In 2008 Nick D'Arcy attacked Simon Cowley, fracturing his jaw, eye socket, hard palate, cheekbone and nose. He was banned from the 2008 Olympics but returned for the 2012 Olympics. He never went to jail for the assault and declared bankruptcy to avoid paying compensation due to his victim.
At the 2012 London Olympics, the Australian swim team were accused of "toxic behaviour". This included "misuse of prescription drugs, drunkenness and bullying". D'Arcy and Kenrick Monk were banned from social media after posting a photo of themselves online holding guns.
Over the years, numerous AFL, NRL and rugby union players have become embroiled in betting scandals, rape allegations, off-field violence, drug taking and dealing.
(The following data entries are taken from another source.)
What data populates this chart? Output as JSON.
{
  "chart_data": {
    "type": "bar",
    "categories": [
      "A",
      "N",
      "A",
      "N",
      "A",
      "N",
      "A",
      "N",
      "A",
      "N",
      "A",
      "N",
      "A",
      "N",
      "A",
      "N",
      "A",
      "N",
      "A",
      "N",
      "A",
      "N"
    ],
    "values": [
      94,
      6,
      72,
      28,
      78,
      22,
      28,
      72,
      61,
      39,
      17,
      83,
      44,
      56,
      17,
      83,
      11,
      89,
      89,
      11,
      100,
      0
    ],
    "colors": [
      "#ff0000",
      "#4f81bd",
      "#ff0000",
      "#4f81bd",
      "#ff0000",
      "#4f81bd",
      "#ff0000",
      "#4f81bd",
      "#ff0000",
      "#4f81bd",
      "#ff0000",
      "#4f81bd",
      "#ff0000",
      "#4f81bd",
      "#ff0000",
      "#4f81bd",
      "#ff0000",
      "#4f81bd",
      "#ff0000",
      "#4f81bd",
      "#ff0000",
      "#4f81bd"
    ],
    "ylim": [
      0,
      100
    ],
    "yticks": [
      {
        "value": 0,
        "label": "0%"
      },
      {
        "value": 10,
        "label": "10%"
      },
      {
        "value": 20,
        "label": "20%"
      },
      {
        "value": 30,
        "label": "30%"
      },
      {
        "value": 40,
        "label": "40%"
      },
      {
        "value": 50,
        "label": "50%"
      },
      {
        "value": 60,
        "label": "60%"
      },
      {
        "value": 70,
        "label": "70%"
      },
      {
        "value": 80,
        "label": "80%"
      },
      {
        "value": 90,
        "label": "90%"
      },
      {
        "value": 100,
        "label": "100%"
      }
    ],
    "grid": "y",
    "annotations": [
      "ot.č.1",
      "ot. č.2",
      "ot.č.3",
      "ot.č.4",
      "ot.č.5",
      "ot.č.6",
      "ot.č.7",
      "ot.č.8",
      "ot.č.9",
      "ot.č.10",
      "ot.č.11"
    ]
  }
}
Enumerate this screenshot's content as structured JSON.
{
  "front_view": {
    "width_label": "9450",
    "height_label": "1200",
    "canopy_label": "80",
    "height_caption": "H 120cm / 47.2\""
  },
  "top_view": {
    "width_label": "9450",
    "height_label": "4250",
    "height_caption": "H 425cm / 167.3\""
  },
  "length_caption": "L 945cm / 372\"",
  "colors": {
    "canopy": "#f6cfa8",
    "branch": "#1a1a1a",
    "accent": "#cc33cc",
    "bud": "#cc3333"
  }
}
They rarely get life bans from their sports.
Andrew Johns, an outstanding league player, tarnished his reputation with drugs and racist comments; his reward was a lucrative job as a television commentator.
Okay, these people are only human, and they make mistakes like the rest of us. However they are also role models for impressionable young people.
Where the offences are subject to prosecution and jail sentences, the offenders often receive suspended sentences or very lenient jail time. Too many times these sports stars, often highly paid for their services, escape with a rap over the knuckles, fines or short suspensions.
I believe the sentences handed down to these high-profile people should be harsher. If more were banned for life from competing then sport might be cleaned up, and once more confined to the back pages of the newspapers instead of making front page headlines; to the end of the news instead of the beginning.
Too often the power of the dollar or the craving for success decides the fate of recalcitrant sports stars, not the desire to mete out appropriate punishment for bad or downright criminal behaviour.